In una lettera a Nenni, dando il via libera all’unificazione, con molta franchezza esprime la sua opinione:
“ Non fui mai, tu lo sai benissimo il feticista di qualsiasi unità…tre dissensi ci tennero divisi – 1) sulla partecipazione o l’appoggio a governi democratici – 2) la valutazione delle riforme, la conquista da farne anche prima del miracolo rivoluzionario, la penetrazione graduale in tutti gli istituti borghesi – 3) l’apprezzamento del fenomeno bolscevico e delle dittature…
…tre fatti dominano oggi la storia: il ricordo della guerra la quale può riprodursi più terribile; la tragedia del fascismo; il fenomeno oscuro del bolscevismo…”.
Fu a lungo dimenticato
Turati fu poco ricordato dopo la seconda guerra mondiale (eccezion fatta per Saragat, per il PSDI e per il gruppo della ‘Critica Sociale’ – la rivista creata con la Kuliscioff
nel 1891 – i cui redattori, Ugo Guido Mondolfo e Giuseppe Faravelli, insieme ad altri, tra cui Antonio Greppi, erano stati suoi giovani discepoli).
Il ‘riformismo’ infatti era bandito nei due maggiori partiti del movimento operaio, il PCI e il PSI, uniti tra loro dal patto di unità d’azione, sottoscritto prima della guerra e rimasto in essere sino al 1957. Se l’oblio non coincise con la ‘damnatio memoriae’, poco ci mancò.
Per la verità nell’ottobre 1948 la traslazione delle ceneri di Turati e di Treves, dal ‘Père Lachaise’ di Parigi al Cimitero Monumentale di Milano, avvenne in un mare di folla.
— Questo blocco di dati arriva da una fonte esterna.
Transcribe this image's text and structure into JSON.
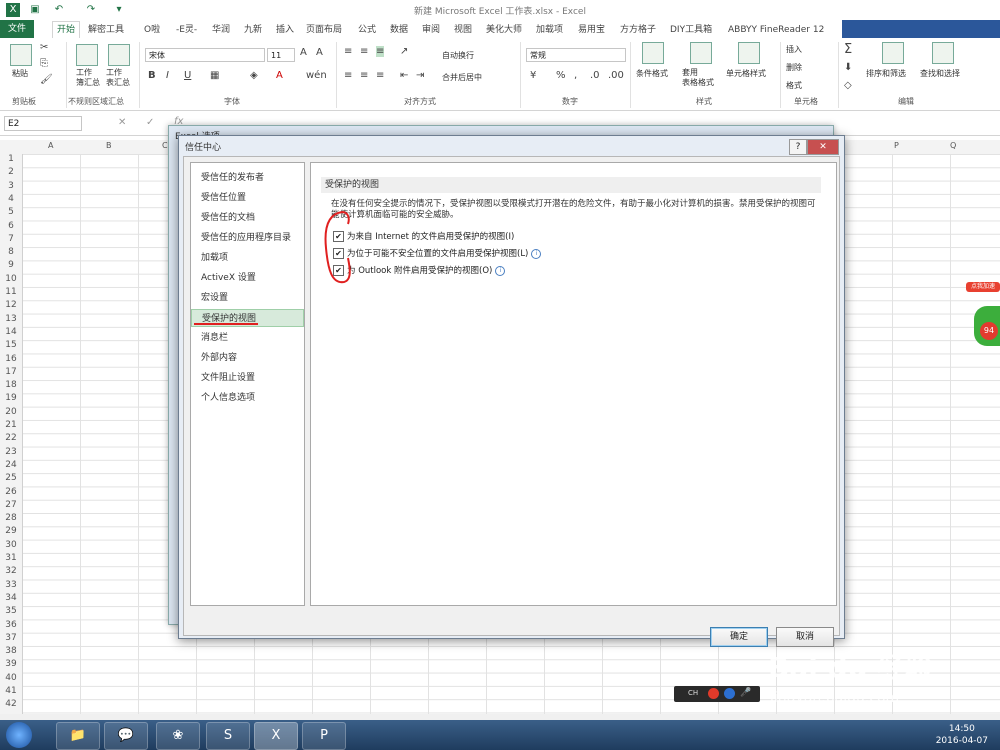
{
  "window": {
    "title": "新建 Microsoft Excel 工作表.xlsx - Excel"
  },
  "tabs": [
    "文件",
    "开始",
    "解密工具",
    "O啦",
    "-E灵-",
    "华润",
    "九新",
    "插入",
    "页面布局",
    "公式",
    "数据",
    "审阅",
    "视图",
    "美化大师",
    "加载项",
    "易用宝",
    "方方格子",
    "DIY工具箱",
    "ABBYY FineReader 12"
  ],
  "ribbon": {
    "paste": "粘贴",
    "summary1": "工作\n簿汇总",
    "summary2": "工作\n表汇总",
    "font_name": "宋体",
    "font_size": "11",
    "wrap": "自动换行",
    "merge": "合并后居中",
    "number_format": "常规",
    "cond_format": "条件格式",
    "table_format": "套用\n表格格式",
    "cell_style": "单元格样式",
    "insert": "插入",
    "delete": "删除",
    "format": "格式",
    "sort": "排序和筛选",
    "find": "查找和选择",
    "groups": [
      "剪贴板",
      "不规则区域汇总",
      "字体",
      "对齐方式",
      "数字",
      "样式",
      "单元格",
      "编辑"
    ]
  },
  "formula_bar": {
    "name_box": "E2"
  },
  "columns": [
    "A",
    "B",
    "C",
    "P",
    "Q"
  ],
  "rows": [
    "1",
    "2",
    "3",
    "4",
    "5",
    "6",
    "7",
    "8",
    "9",
    "10",
    "11",
    "12",
    "13",
    "14",
    "15",
    "16",
    "17",
    "18",
    "19",
    "20",
    "21",
    "22",
    "23",
    "24",
    "25",
    "26",
    "27",
    "28",
    "29",
    "30",
    "31",
    "32",
    "33",
    "34",
    "35",
    "36",
    "37",
    "38",
    "39",
    "40",
    "41",
    "42"
  ],
  "back_dialog": {
    "title": "Excel 选项"
  },
  "dialog": {
    "title": "信任中心",
    "nav": [
      "受信任的发布者",
      "受信任位置",
      "受信任的文档",
      "受信任的应用程序目录",
      "加载项",
      "ActiveX 设置",
      "宏设置",
      "受保护的视图",
      "消息栏",
      "外部内容",
      "文件阻止设置",
      "个人信息选项"
    ],
    "selected_index": 7,
    "section_title": "受保护的视图",
    "description": "在没有任何安全提示的情况下，受保护视图以受限模式打开潜在的危险文件，有助于最小化对计算机的损害。禁用受保护的视图可能使计算机面临可能的安全威胁。",
    "options": [
      {
        "label": "为来自 Internet 的文件启用受保护的视图(I)",
        "checked": true,
        "info": false
      },
      {
        "label": "为位于可能不安全位置的文件启用受保护视图(L)",
        "checked": true,
        "info": true
      },
      {
        "label": "为 Outlook 附件启用受保护的视图(O)",
        "checked": true,
        "info": true
      }
    ],
    "ok": "确定",
    "cancel": "取消"
  },
  "side_widget": {
    "label": "点我加速",
    "value": "94"
  },
  "watermark": {
    "brand": "Bai du 经验",
    "url": "jingyan.baidu.com"
  },
  "taskbar": {
    "time": "14:50",
    "date": "2016-04-07",
    "ime": "CH"
  },
  "colors": {
    "excel_green": "#217346",
    "annotation_red": "#e02020"
  }
}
Ma fu l’ultimo riconoscimento delle ‘masse’ ai grandi costruttori del socialismo italiano.
Craxi rilanciò il riformismo
Fu Craxi, con la sua volontà revisionistica e con la sua politica, a restituire al riformismo socialista la sua dignità, a ricordare che senza i riformisti il PSI non sarebbe cresciuto, non sarebbero nati sindacati e cooperative, non sarebbero stati conquistati diritti fondamentali per il mondo del lavoro e per il movimento operaio.
Va a merito di Craxi il salvataggio della Critica Sociale, dopo la scomparsa di Ugoberto Alfassio Grimaldi.
Craxi anche formalmente, al congresso del PSI di Palermo (1981) diede il nome di ‘riformista’ alla propria corrente, ricollegandosi idealmente al riformismo turatiano.
Naturalmente il riformismo liberalsocialista di Bettino Craxi aveva caratteristiche differenti rispetto a quello dei primi anni del novecento. Erano trascorsi 70 anni dal periodo più felice per il PSI di Turati. Erano cambiati i tempi e i problemi. Ma non cambiavano il metodo e la volontà di percorrere la strada delle innovazioni e del rinnovamento delle istituzioni e della società, a vantaggio di un mondo del lavoro diverso e molto più vasto e nell’interesse della maggioranza dei cittadini e della nazione italiana. Era la riaffermazione definitiva della democrazia e della libertà come scelte di fondo di una sinistra indipendente dall’URSS, legata agli interessi italiani ed europei, svincolata dal massimalismo e dall’estremismo, capace di governare il Paese e di difendere i lavoratori senza ‘spaventare’ i moderati.
Se si deve fare un paragone prendendo spunto dal discorso ‘Rifare l’Italia’, è giusto che venga fatto con Craxi, e in particolare con l’intervento in apertura della legislatura del 1979, quando propose di affrontare il tema delle riforme istituzionali, economiche, sociali per adeguare il Paese ad una realtà in evoluzione.
Il processo riformatore, secondo il segretario del PSI, non doveva fermarsi alle istituzioni – a proposito delle quali sollecitava il superamento della difficile governabilità e sottolineava il distacco dalla società – ma avrebbe dovuto estendersi all’economia.
“…Il nostro sistema di economia mista può sembrare a prima vista il prodotto di una intelligente ed armoniosa virtù mediana tra i mali del capitalismo selvaggio e i vizi del capitalismo burocratico. Diviene un sistema perverso quando rischia di assommare i mali dell’uno e i vizi dell’altro…”.
Carlo Tognoli
Fonti: ‘Il socialismo italiano, Rifare l’Italia’ – (M&B‘ Publishing, Milano 1995) .
– Intervento Angelo Ventura in ‘Anna Kuliscioff e l’età del riformismo’- (Atti del Convegno di Milano – dicembre 1976)
Oreste Lodigiani
Hai ricordato molto bene passaggi cruciali della nostra storia politica.
Ma ci sarà molta strada da fare anche oggi per introdurre un minimo di saggezza nelle scelte politiche. Io dispero.